Pain + Thankfulness = Forgiveness
Forgiveness X more Thankfulness = Great things/things we WANT

So, if God really does care more about making us better people more than he cares about giving us our desires, he's actually killing two birds with one stone. Or something like that.

5 comments:

Anonymous said...

I love the way you think and the way you write. I love when what you've written inspires me to examine something about myself or how I view my life. This was just what I needed to hear today, and it reminds me again how thankful I am to have you in my life. I miss you!!!!!

Anonymous said...

That was a very thoughtful post! I would be interested in reading that book, it always astounds me how people who have suffered so much are usually the first to have complete forgiveness. It's amazing. We should all learn from that.

Lara said...

i feel like i have a rational appreciation for the importance of forgiveness, but i really struggle with actually getting myself to feel it. especially when it comes to forgiving myself for something. still working on it, but golly it's tough.

p.s. found you through your comment on aly's site. i totally hear you about wanting more comments. i'm an unapologetic comment whore on my own site. :-P

One Mother with Cancer said...

Forgiveness also sets you free. I was almost paralyzed with anger and hatred once, and it came down to me either forgiving someone that had really hurt me, or not having a life worth living (sever depression, headaches etc…). I chose to forgive, and immediately I felt like a burden had been lifted. That is something worth being very thankful for.

Elise said...

I saw a lady in the store a while back who seemed to be full to the brim with negativity and hatred and unforgiveness. The more I talked with her, the more I realized what I could easily become, a dried up shell of a woman, complaining to anyone who would listen about my horrible boss from years ago who ruined her career because he was unfair.

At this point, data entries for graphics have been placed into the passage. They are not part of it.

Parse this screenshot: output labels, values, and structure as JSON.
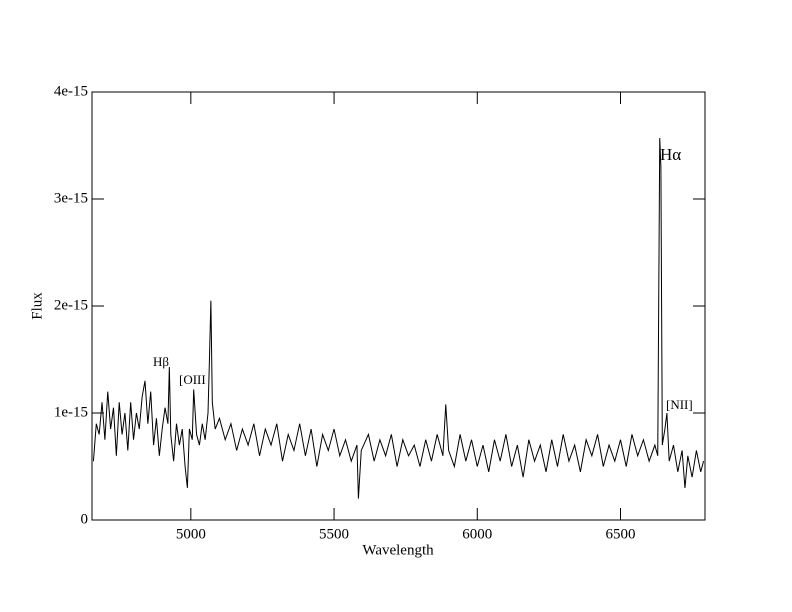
{
  "chart_data": {
    "type": "line",
    "xlabel": "Wavelength",
    "ylabel": "Flux",
    "xlim": [
      4655,
      6795
    ],
    "ylim": [
      0,
      4e-15
    ],
    "xticks": [
      5000,
      5500,
      6000,
      6500
    ],
    "yticks": [
      0,
      1e-15,
      2e-15,
      3e-15,
      4e-15
    ],
    "annotations": [
      "Hβ",
      "[OIII",
      "Hα",
      "[NII]"
    ],
    "x": [
      4660,
      4670,
      4680,
      4690,
      4700,
      4710,
      4720,
      4730,
      4740,
      4750,
      4760,
      4770,
      4780,
      4790,
      4800,
      4810,
      4820,
      4830,
      4840,
      4850,
      4860,
      4870,
      4880,
      4890,
      4900,
      4910,
      4920,
      4925,
      4930,
      4940,
      4950,
      4960,
      4970,
      4980,
      4988,
      4995,
      5005,
      5010,
      5020,
      5030,
      5040,
      5050,
      5060,
      5065,
      5070,
      5075,
      5085,
      5100,
      5120,
      5140,
      5160,
      5180,
      5200,
      5220,
      5240,
      5260,
      5280,
      5300,
      5320,
      5340,
      5360,
      5380,
      5400,
      5420,
      5440,
      5460,
      5480,
      5500,
      5520,
      5540,
      5560,
      5580,
      5585,
      5595,
      5620,
      5640,
      5660,
      5680,
      5700,
      5720,
      5740,
      5760,
      5780,
      5800,
      5820,
      5840,
      5860,
      5880,
      5890,
      5900,
      5920,
      5940,
      5960,
      5980,
      6000,
      6020,
      6040,
      6060,
      6080,
      6100,
      6120,
      6140,
      6160,
      6180,
      6200,
      6220,
      6240,
      6260,
      6280,
      6300,
      6320,
      6340,
      6360,
      6380,
      6400,
      6420,
      6440,
      6460,
      6480,
      6500,
      6520,
      6540,
      6560,
      6580,
      6600,
      6620,
      6630,
      6637,
      6641,
      6646,
      6655,
      6662,
      6670,
      6685,
      6700,
      6715,
      6725,
      6735,
      6750,
      6765,
      6780,
      6790
    ],
    "series": [
      {
        "color": "#000000",
        "values": [
          5.5e-16,
          9e-16,
          8e-16,
          1.1e-15,
          7.5e-16,
          1.2e-15,
          8.5e-16,
          1.05e-15,
          6e-16,
          1.1e-15,
          8e-16,
          1e-15,
          6.5e-16,
          1.1e-15,
          7.5e-16,
          1e-15,
          8.5e-16,
          1.15e-15,
          1.3e-15,
          9e-16,
          1.2e-15,
          7e-16,
          9.5e-16,
          6e-16,
          8.5e-16,
          1.05e-15,
          9e-16,
          1.43e-15,
          8e-16,
          5.5e-16,
          9e-16,
          7e-16,
          8.5e-16,
          5e-16,
          3e-16,
          8.5e-16,
          7.5e-16,
          1.22e-15,
          8e-16,
          7e-16,
          9e-16,
          7.5e-16,
          1e-15,
          1.5e-15,
          2.05e-15,
          1.1e-15,
          8.5e-16,
          9.5e-16,
          7.5e-16,
          9e-16,
          6.5e-16,
          8.5e-16,
          7e-16,
          9e-16,
          6e-16,
          8.5e-16,
          7e-16,
          9e-16,
          5.5e-16,
          8e-16,
          6.5e-16,
          9e-16,
          6e-16,
          8.5e-16,
          5e-16,
          8e-16,
          6.5e-16,
          8.5e-16,
          6e-16,
          7.5e-16,
          5.5e-16,
          7e-16,
          2e-16,
          6.5e-16,
          8e-16,
          5.5e-16,
          7.5e-16,
          6e-16,
          8e-16,
          5e-16,
          7.5e-16,
          6e-16,
          7e-16,
          5e-16,
          7.5e-16,
          5.5e-16,
          8e-16,
          6e-16,
          1.08e-15,
          6.5e-16,
          5e-16,
          8e-16,
          5.5e-16,
          7.5e-16,
          5e-16,
          7e-16,
          4.5e-16,
          7.5e-16,
          5.5e-16,
          8e-16,
          5e-16,
          7e-16,
          4e-16,
          7.5e-16,
          5.5e-16,
          7e-16,
          4.5e-16,
          7.5e-16,
          5e-16,
          8e-16,
          5.5e-16,
          7e-16,
          4.5e-16,
          7.5e-16,
          6e-16,
          8e-16,
          5e-16,
          7e-16,
          5.5e-16,
          7.5e-16,
          5e-16,
          8e-16,
          6e-16,
          7.5e-16,
          5.5e-16,
          7e-16,
          6e-16,
          3.57e-15,
          3.3e-15,
          7e-16,
          8.5e-16,
          1e-15,
          5.5e-16,
          7e-16,
          4.5e-16,
          6.5e-16,
          3e-16,
          6e-16,
          4e-16,
          6.5e-16,
          4.5e-16,
          5.5e-16
        ]
      }
    ]
  }
}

This woman had a family; a husband, kids - she had a house (and I'm guessing it was a nice one, as she mentioned several times that she didn't have to work, she just did it because she wanted to). So, she had a family, a home, no financial worries, and the free time to go shop for herself, and she had the WORST attitude I have ever seen.

I don't doubt that whatever her old boss did to her, years ago, really was unfair. Hell, it might have even genuinely ruined her whole career. But since when is a career everything? She hasn't let it go. And she hasn't forgiven him, or herself, or anyone. And it's ruining her entire LIFE, day by day.

Forgiveness is good. Really, really good.